Berliner Audioführer: Hören, wie die Geschichte wirklich war
"Hörpol" macht jüdische Alltagsgeschichte hör- und erlebbar - als kostenloser Audioführer zu 27 Orten in der Hauptstadt. Eine ganze Reihe Prominenter hat dabei mitgeholfen.
22.11.2011
Von Thomas Östreicher

Eigentlich ist die Idee ganz simpel. Was jedes halbwegs moderne Museum als (meist kostenpflichtigen) Service für die Besucher bietet, lässt sich auch als sinnlicher Anschauungsunterricht nutzen: eine Audioführung zum Thema jüdische Geschichte, Antisemitismus und Fremdenfeindlichkeit, die einen Streifzug durch Berlin-Mitte begleitet.

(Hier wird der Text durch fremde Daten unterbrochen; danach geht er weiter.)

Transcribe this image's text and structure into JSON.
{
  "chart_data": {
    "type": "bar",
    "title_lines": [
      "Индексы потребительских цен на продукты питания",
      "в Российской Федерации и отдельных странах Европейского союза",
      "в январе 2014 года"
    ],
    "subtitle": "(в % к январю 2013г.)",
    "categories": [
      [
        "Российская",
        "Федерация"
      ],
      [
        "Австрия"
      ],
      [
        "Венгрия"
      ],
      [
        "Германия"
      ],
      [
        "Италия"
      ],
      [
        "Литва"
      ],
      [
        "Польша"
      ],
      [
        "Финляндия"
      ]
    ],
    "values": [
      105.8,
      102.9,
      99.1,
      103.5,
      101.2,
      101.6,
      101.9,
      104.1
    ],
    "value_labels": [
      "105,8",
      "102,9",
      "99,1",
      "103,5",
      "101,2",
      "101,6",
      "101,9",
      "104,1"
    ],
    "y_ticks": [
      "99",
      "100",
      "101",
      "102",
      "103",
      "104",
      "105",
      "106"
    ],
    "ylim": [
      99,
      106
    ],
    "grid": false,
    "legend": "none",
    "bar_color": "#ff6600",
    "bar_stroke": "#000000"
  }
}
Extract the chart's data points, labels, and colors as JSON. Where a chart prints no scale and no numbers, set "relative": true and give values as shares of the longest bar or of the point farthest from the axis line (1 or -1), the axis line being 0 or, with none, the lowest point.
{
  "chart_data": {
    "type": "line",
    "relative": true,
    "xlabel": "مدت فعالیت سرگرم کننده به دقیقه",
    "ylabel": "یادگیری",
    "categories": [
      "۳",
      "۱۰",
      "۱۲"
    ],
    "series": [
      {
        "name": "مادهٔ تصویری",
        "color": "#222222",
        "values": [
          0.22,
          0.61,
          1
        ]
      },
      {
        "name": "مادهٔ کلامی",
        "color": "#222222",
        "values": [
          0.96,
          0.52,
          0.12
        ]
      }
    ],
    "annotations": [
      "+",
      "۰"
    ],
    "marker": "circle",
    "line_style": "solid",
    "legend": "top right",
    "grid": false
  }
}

Die simple Idee umzusetzen, war allerdings schon etwas schwieriger. Zwei Jahre war der Berliner Journalist und Autor Hans Ferenz damit beschäftigt, Dutzende ehrenamtlicher Mitarbeiter haben ihn bei der Produktion unterstützt.

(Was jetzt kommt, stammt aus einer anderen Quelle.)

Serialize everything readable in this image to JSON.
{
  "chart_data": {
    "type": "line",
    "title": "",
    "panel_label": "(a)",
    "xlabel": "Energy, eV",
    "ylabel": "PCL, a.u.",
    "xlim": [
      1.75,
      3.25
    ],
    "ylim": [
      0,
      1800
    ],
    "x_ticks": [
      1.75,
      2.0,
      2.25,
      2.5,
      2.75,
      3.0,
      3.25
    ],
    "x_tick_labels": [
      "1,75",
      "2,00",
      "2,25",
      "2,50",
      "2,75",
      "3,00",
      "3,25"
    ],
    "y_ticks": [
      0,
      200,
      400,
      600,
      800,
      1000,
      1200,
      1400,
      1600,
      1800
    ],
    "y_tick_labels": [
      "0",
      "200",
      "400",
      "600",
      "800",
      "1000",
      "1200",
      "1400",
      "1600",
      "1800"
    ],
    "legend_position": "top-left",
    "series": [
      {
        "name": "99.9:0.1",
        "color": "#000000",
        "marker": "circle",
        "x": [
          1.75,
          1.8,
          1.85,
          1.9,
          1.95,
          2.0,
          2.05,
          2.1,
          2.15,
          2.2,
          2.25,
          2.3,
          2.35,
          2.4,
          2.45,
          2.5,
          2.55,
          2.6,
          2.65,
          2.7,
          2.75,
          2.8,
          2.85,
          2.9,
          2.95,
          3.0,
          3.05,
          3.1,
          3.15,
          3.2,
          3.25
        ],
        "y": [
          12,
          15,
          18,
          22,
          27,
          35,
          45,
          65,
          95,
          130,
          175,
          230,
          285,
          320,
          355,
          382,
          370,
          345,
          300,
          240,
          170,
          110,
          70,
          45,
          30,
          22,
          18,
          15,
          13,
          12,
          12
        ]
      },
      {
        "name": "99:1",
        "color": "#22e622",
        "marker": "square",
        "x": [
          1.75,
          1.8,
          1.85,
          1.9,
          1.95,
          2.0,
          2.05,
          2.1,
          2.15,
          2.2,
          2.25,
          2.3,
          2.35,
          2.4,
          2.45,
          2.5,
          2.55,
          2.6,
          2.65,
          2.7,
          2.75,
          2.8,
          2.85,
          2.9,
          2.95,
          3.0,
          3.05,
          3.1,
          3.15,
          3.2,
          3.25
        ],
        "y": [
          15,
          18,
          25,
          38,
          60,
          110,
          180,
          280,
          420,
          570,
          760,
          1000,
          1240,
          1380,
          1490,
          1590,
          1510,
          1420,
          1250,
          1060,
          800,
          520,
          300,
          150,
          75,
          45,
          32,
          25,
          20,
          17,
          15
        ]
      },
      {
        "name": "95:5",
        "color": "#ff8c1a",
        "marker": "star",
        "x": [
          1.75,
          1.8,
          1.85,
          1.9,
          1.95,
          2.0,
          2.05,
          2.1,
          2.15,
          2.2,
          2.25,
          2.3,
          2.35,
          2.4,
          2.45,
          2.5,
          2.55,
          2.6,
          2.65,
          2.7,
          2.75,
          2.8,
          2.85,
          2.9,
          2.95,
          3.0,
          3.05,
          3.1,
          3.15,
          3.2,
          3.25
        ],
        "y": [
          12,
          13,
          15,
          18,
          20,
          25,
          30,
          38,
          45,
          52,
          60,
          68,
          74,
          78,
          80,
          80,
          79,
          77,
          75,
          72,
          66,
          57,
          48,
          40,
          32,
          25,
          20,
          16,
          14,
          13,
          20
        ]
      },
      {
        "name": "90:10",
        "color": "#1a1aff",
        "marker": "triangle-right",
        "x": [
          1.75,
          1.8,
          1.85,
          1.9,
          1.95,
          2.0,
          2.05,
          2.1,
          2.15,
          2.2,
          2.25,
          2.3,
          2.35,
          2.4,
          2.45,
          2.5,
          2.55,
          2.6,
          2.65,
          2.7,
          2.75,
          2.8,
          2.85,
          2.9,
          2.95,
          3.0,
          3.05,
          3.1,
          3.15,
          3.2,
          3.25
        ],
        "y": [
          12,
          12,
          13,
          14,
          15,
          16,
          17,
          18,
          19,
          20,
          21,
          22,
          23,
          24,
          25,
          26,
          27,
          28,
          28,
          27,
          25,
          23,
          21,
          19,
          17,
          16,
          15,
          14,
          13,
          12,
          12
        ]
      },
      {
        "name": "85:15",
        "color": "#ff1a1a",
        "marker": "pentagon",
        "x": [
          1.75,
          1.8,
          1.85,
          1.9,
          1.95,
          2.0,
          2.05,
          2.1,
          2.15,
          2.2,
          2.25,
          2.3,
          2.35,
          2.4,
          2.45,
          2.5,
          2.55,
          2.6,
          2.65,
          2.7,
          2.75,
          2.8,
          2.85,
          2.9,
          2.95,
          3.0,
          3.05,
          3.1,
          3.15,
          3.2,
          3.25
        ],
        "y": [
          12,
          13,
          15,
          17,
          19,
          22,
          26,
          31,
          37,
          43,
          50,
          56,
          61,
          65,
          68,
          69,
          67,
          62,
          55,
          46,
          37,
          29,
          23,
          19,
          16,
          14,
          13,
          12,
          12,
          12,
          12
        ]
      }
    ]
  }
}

Lesungen, Erzählungen, Hip-Hop

Hörpol heißt sein Audio-Projekt, und es führt auf akustischen Wegen zu Straßen und Plätzen, Modeläden und Musikclubs, Cafés und Liegewiesen, entlang dem Ufer der Spree. Es geht um Geheimnisse und Wahnsinn des Alltags, um Lügen, Hass, Verzweiflung und Hoffnung. Erzählt werden Geschichten von Mut und Respekt, von Freiheit, von Liebe.

Isaak Behar (links) wirkte als Zeitzeuge und Opfer der Judenverfolgung an dem Audioprojekt von Hans Ferenz mit. Behar starb 2011 im Alter von 87 Jahren. Foto: Heidi Scherm

Zeitzeugen erzählen aus einer Zeit, als sie so jung waren wie die Jugendlichen heute, berichten aus ihrem Alltag, schwärmen vom ersten Kuss und von ihren Teenager-Träumen – die mit dem Holocaust brutal zerschlagen wurden.

Rock- und Hip-Hop-Bands aus Berlin liefern ihre Musik. Schauspieler, Autoren, Moderatoren und Schüler sprechen Texte: "Tatort"-Kommissar Axel Prahl, ZDF-Nachrichtenfrau Marietta Slomka, der Schauspieler Rufus Beck, der Kabarettist Martin Buchholz und andere. Entstanden ist ein lebendiger Führer zu Orten, deren Geschichte nicht vergessen werden sollte.

Die 27 Audiodateien dauern zwischen zwei und acht Minuten und stehen unter hörpol.de im Internet bereit. Alles, was es für die Nutzung braucht, ist ein mp3-Player oder ein Handy, das auch mp3-Dateien abspielen kann. Dazu gibt es einen Stadtplan mit Kommentaren zu jeder Station, er hilft beim Erstellen einer individuellen Route.

Mal humorig, mal ergreifend

Hörpol richtet sich an Touristengruppen und Schulklassen gleichermaßen wie an einzelne Interessierte, vor allem aber an junge Menschen zwischen 15 und 18 Jahren, die in Berlin wohnen oder die Stadt besuchen. Begleitmaterial finden Lehrer oder Gruppenleiter ebenfalls auf hörpol.de.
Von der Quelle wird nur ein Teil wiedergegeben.